6. Indigenous: Build a Platform
The Problem
The Green Indigenous platform is the least detailed of any party. No mention of UNDRIP, TRC, MMIWG, clean water, child welfare, policing, or housing.
What It Would Take
At minimum, a Green Indigenous platform should include: (a) commitment to TRC Calls to Action implementation (with prioritization), (b) UNDRIP consistency, (c) clean water commitment, (d) Jordan’s Principle funding, (e) Indigenous housing investment. Every other party has these. Their absence is the most significant gap in the Green platform.

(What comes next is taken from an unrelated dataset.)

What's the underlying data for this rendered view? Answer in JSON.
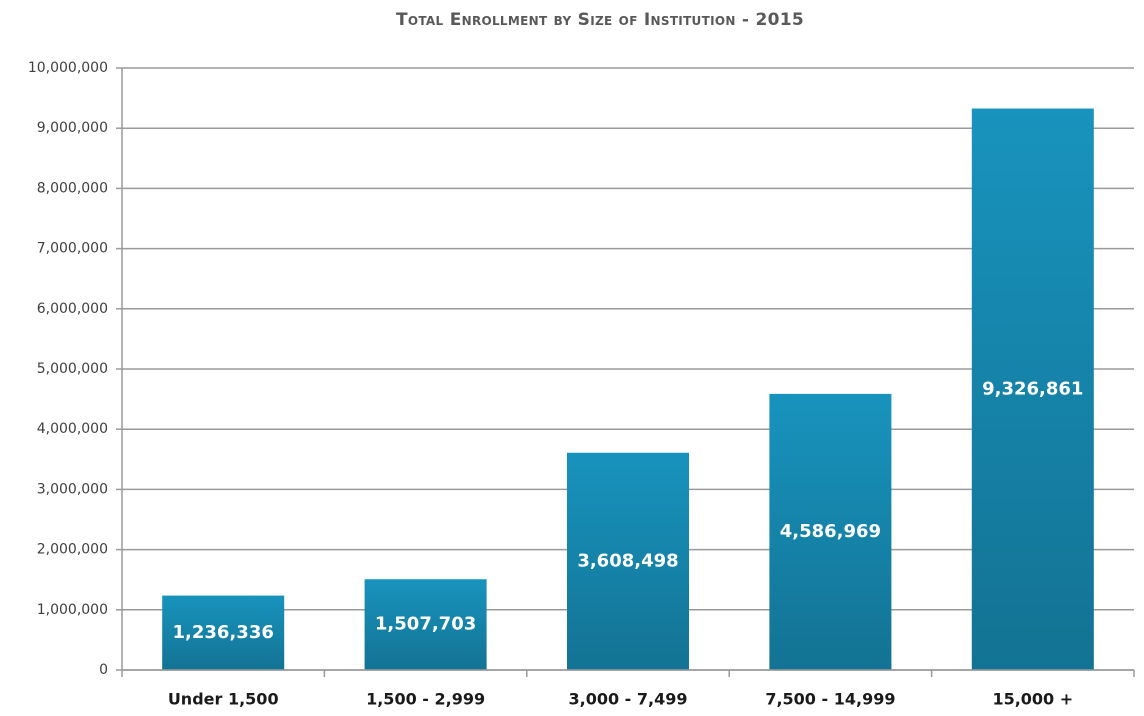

Summary: What It Would Take
| Area | Platform Gap | Key Recommendation |
|---|---|---|
| Fiscal Framework | Does not exist | Publish one. Total revenue, total spending, deficit trajectory. |
| Climate | Phaseout too fast; carbon too high; nuclear ban counterproductive | 20-year bitumen phase, $170 by 2030, remove nuclear ban, 2035 grid target |
| GLI | $95B/yr uncosted; exceeds revenue | Targeted Phase 1 ($15–20B/yr), integrate existing programs, expand in Phase 2 |
| Resource Export Ban | Unconstitutional; violates trade agreements | Value-added processing incentives instead |
| Defence | No spending figure; no NATO target; F-35 downgrade | Publish a number; keep F-35; develop 212CD submarine |
| Housing | Uncosted; eviction moratorium unconstitutional | Clarify target; cost CMHC restoration; conditional tenant protection |
| Indigenous | Least detailed of any party | Add TRC, UNDRIP, clean water, child welfare, housing |
| Healthcare | Workforce target too small (7,500) | Scale to match other parties; cost pharmacare and LTC reform |
Core finding: The Green platform contains individually defensible policy ideas — some of them (drug decriminalization, restorative justice, 212CD submarines, value-added processing) are among the most creative across all parties. But without a fiscal framework, constitutional analysis, or implementation mechanism for most commitments, the platform cannot be evaluated as a governing agenda. The primary recommendation is structural: build the framework that makes the ideas evaluable.
Document generated by CanuckDUCK Research Corporation for pond.canuckduck.ca/ca/forums/political_analytics. This document applies the universal scoring rubric methodology v1.0. All parties are evaluated against the same standard.